On his release, Hamadi left Germany, destination unknown. Let's hope that when Hamadi engages in future acts of terrorism, which he most certainly will, they occur in Germany.
Dave: The Washington Post's account suggests the McDonnell-Deeds attorney-general recount in Virginia lacked any of the Florida 2000 recount's acrimony. Sure, the stakes were smaller. What's more, what would it look like it two men vying to uphold the law in their states resorted to cheap politicking in order to prevail? The story even ends on an upbeat, if somber, note:
The recount attracted the attention of at least one soldier serving in Baghdad. McDonnell's daughter, Jeanine, 24, a second lieutenant in the Army, called him on his cell phone about 2 p.m. in Richmond, 10 p.m. in Baghdad, to ask whether he had the results yet. The day before the recount, McDonnell said, she had gone out with her unit in a convoy and been shot at.
Jed, You are correct. I'll also consider that a bright spot in this episode in the Senate's long line of failures.
Dave: Doesn't that also mean that the McCain amendment is now in limbo as well? Wasn't Defense Approps the bill it was riding? If so, I'll trade ANWR to kill the McCain amendment in a heartbeat.
Never mind that all the TV Newsers using the above headline last night and today wouldn't know a redundancy if it bit them you know where.
The fact is, a number of news outlets -- CBS News (big surprise there), ABC News, CNN and MSNBC (and by extension, perhaps NBC) -- were all presented with varied FISA court rulings as early as yesterday afternoon that confirmed what many folks have been saying: that even the FISA court acknowledged the Executive Branch's right and responsibility to order such wiretaps without a warrant in times of emergency.
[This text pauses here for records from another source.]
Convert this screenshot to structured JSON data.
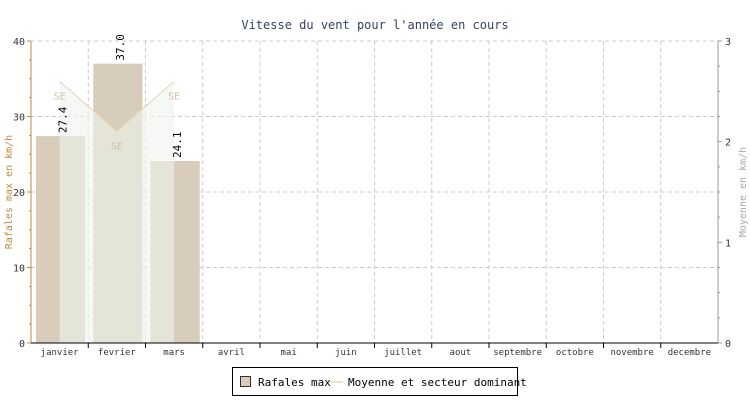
{
  "chart_data": {
    "type": "bar",
    "title": "Vitesse du vent pour l'année en cours",
    "categories": [
      "janvier",
      "fevrier",
      "mars",
      "avril",
      "mai",
      "juin",
      "juillet",
      "aout",
      "septembre",
      "octobre",
      "novembre",
      "decembre"
    ],
    "ylabel": "Rafales max en km/h",
    "y2label": "Moyenne en km/h",
    "ylim": [
      0,
      40
    ],
    "y2lim": [
      0,
      3
    ],
    "yticks": [
      "0",
      "10",
      "20",
      "30",
      "40"
    ],
    "y2ticks": [
      "0",
      "1",
      "2",
      "3"
    ],
    "grid": true,
    "legend_position": "bottom",
    "series": [
      {
        "name": "Rafales max",
        "type": "bar",
        "axis": "left",
        "color": "#d8ccbb",
        "values": [
          27.4,
          37.0,
          24.1,
          null,
          null,
          null,
          null,
          null,
          null,
          null,
          null,
          null
        ],
        "labels": [
          "27.4",
          "37.0",
          "24.1"
        ]
      },
      {
        "name": "Moyenne et secteur dominant",
        "type": "area",
        "axis": "right",
        "color": "#e8d9bf",
        "fill": "#eef4ec",
        "values": [
          2.6,
          2.1,
          2.6,
          null,
          null,
          null,
          null,
          null,
          null,
          null,
          null,
          null
        ],
        "sectors": [
          "SE",
          "SE",
          "SE"
        ]
      }
    ]
  },
  "colors": {
    "left_axis": "#c08840",
    "text": "#333333",
    "title": "#334466",
    "grid": "#cccccc",
    "right_label": "#aaaaaa"
  }
}
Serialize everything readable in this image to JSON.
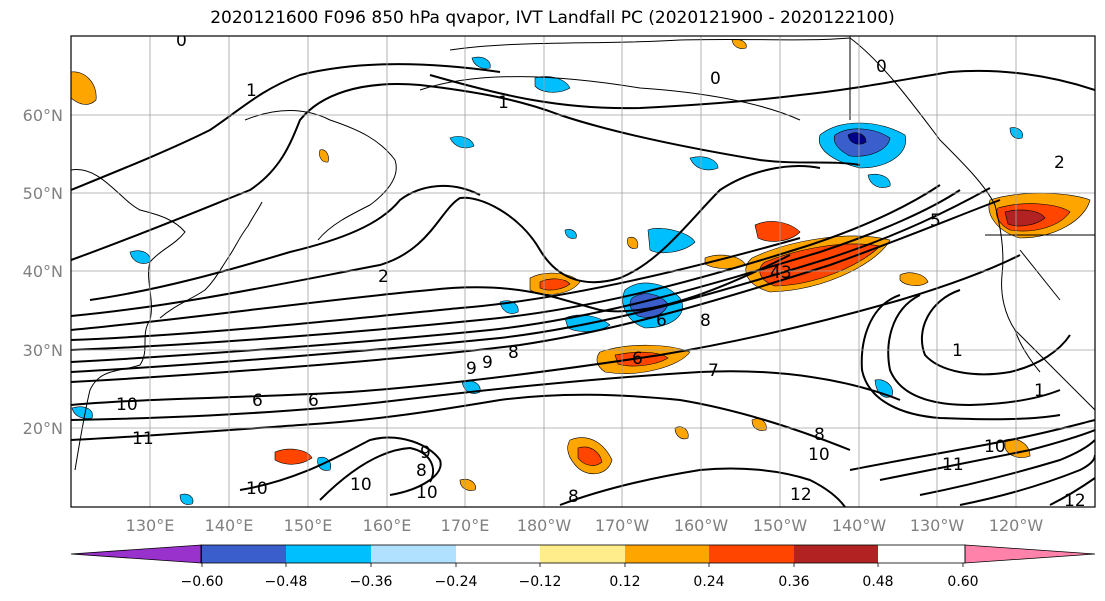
{
  "title": "2020121600 F096 850 hPa qvapor, IVT Landfall PC (2020121900 - 2020122100)",
  "latitude_labels": [
    "60°N",
    "50°N",
    "40°N",
    "30°N",
    "20°N"
  ],
  "longitude_labels": [
    "130°E",
    "140°E",
    "150°E",
    "160°E",
    "170°E",
    "180°W",
    "170°W",
    "160°W",
    "150°W",
    "140°W",
    "130°W",
    "120°W"
  ],
  "contour_labels": [
    "0",
    "0",
    "0",
    "1",
    "1",
    "2",
    "2",
    "5",
    "43",
    "6",
    "8",
    "8",
    "6",
    "9",
    "9",
    "6",
    "6",
    "10",
    "11",
    "9",
    "8",
    "10",
    "10",
    "8",
    "10",
    "1",
    "1",
    "7",
    "11",
    "10",
    "12",
    "12",
    "8",
    "10"
  ],
  "colorbar": {
    "ticks": [
      "−0.60",
      "−0.48",
      "−0.36",
      "−0.24",
      "−0.12",
      "0.12",
      "0.24",
      "0.36",
      "0.48",
      "0.60"
    ],
    "colors": [
      "#9932cc",
      "#00008b",
      "#3a5fcd",
      "#00bfff",
      "#b0e2ff",
      "#ffffff",
      "#ffec8b",
      "#ffa500",
      "#ff4500",
      "#b22222",
      "#ff82ab"
    ]
  },
  "colors": {
    "frame": "#000000",
    "gridline": "#a0a0a0",
    "coastline": "#000000",
    "axis_label": "#808080"
  }
}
One CBS News producer, who works on a different show than the nightly news, told us that nightly news producers both in DC and in New York were aware of the documents and the ruling and chose not to incorporate them into their reporting.
From our blog, to the judge's ear? New York Supreme Court Justice Theodore Jones reportedly has ordered the transit worker union chiefs to appear in court tomorrow to face criminal contempt charges. (The Supreme Court is the lower trial court in NY. Go figure).
Let's hope Jones throws 'em in the lockup for the duration. And why aren't Bloomberg and Pataki hitting harder? This strike has gone on long enough. The strikers should be fired today and begin to be replaced tomorrow. Doesn't anyone remember New York rules? With all due respect to our midwestern pals, Chicago rules are softball by comparison.